Cortical activity not only oscillates in time (e.g., alpha-band) but also displays monotonic phase shifts over space. During visual tasks, these traveling waves (TWs) have been described in visual cortex and related regions over a range of spatial scales, from columns in V1 to global cortex using MEG/EEG measures. The waves indicate a dominance of low *spatial* frequency components i.e., large-scale patterns of activity from millimetres to decimetres. In visual neuroscience, the method of differencing between experimental conditions and use of source localization techniques tend to emphasize local foci of activity, limited only by the measurements' spatial resolution.
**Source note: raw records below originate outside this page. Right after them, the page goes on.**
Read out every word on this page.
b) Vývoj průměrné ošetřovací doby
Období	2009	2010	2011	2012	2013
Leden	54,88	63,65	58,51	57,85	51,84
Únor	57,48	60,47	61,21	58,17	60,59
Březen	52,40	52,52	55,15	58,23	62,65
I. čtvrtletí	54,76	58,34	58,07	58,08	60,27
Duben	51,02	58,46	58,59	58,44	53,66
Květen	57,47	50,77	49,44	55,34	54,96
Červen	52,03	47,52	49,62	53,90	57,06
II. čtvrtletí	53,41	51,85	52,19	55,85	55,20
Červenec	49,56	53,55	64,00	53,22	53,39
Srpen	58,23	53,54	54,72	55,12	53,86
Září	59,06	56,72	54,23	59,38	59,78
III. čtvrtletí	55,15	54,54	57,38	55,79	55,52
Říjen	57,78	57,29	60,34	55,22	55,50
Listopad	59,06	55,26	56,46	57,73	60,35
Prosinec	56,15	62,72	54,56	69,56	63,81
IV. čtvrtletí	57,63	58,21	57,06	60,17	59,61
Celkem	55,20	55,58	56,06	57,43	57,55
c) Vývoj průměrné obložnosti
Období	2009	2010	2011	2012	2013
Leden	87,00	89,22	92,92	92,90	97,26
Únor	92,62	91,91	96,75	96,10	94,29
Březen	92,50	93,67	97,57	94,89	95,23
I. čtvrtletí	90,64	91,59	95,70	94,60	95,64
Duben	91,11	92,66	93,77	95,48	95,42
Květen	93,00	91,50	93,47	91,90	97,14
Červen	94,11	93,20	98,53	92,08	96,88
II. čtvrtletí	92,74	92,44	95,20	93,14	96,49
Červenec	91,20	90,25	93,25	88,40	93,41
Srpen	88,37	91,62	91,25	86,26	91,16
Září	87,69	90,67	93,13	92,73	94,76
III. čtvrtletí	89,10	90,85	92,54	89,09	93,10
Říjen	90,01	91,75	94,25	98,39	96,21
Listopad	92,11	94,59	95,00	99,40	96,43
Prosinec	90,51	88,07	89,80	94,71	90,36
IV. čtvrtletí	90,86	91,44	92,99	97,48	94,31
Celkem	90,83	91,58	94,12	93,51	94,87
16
The implied spatial frequency spectrum peaks at higher frequencies.

Previous analyses of cortical activity have revealed an approximately 1/(f^m) spatial spectrum, where the positive exponent m varies depending on whether the observations are (a) at the cortical surface (e.g., ECoG) or (b) extra-cranial (e.g., EEG). Spectra may differ due to the spacing of electrodes—finer sampling in (a) giving smaller m and a higher cut-off for the minimum measurable spatial frequency. These measurement effects de-emphasize large-scale patterns. The volume conduction effects in (b) give larger m and emphasize large-scale patterns. In either case, the measured cortical activity is dominated by low spatial frequency components (hence 1/(f^m) within the measurable spectrum), more consistent with TW activity and less with foci of activation in real-time signal.

We sought to clarify the relation between observed TWs and focal activations by simultaneous measurement of spatio-temporal dynamics at two different spatial scales, i.e., depth (sEEG) and surface (ECoG) cortical contacts, while participants (n=9) performed a visual categorization task. Estimation of the spatial frequency spectrum in sEEG and ECoG is hampered by the shape of the cortex and contacts' spacing. The spatio-temporal dynamics for each set of contacts was decomposed into spatial and temporal modes using singular value decomposition. From these components we computed the spatial frequency spectra of the activity. sEEG and ECoG components with the lowest spatial frequencies accounted for more variance in the signal than high spatial frequency components. The quantified spectra are consistent with dominance of TWs over focal activations.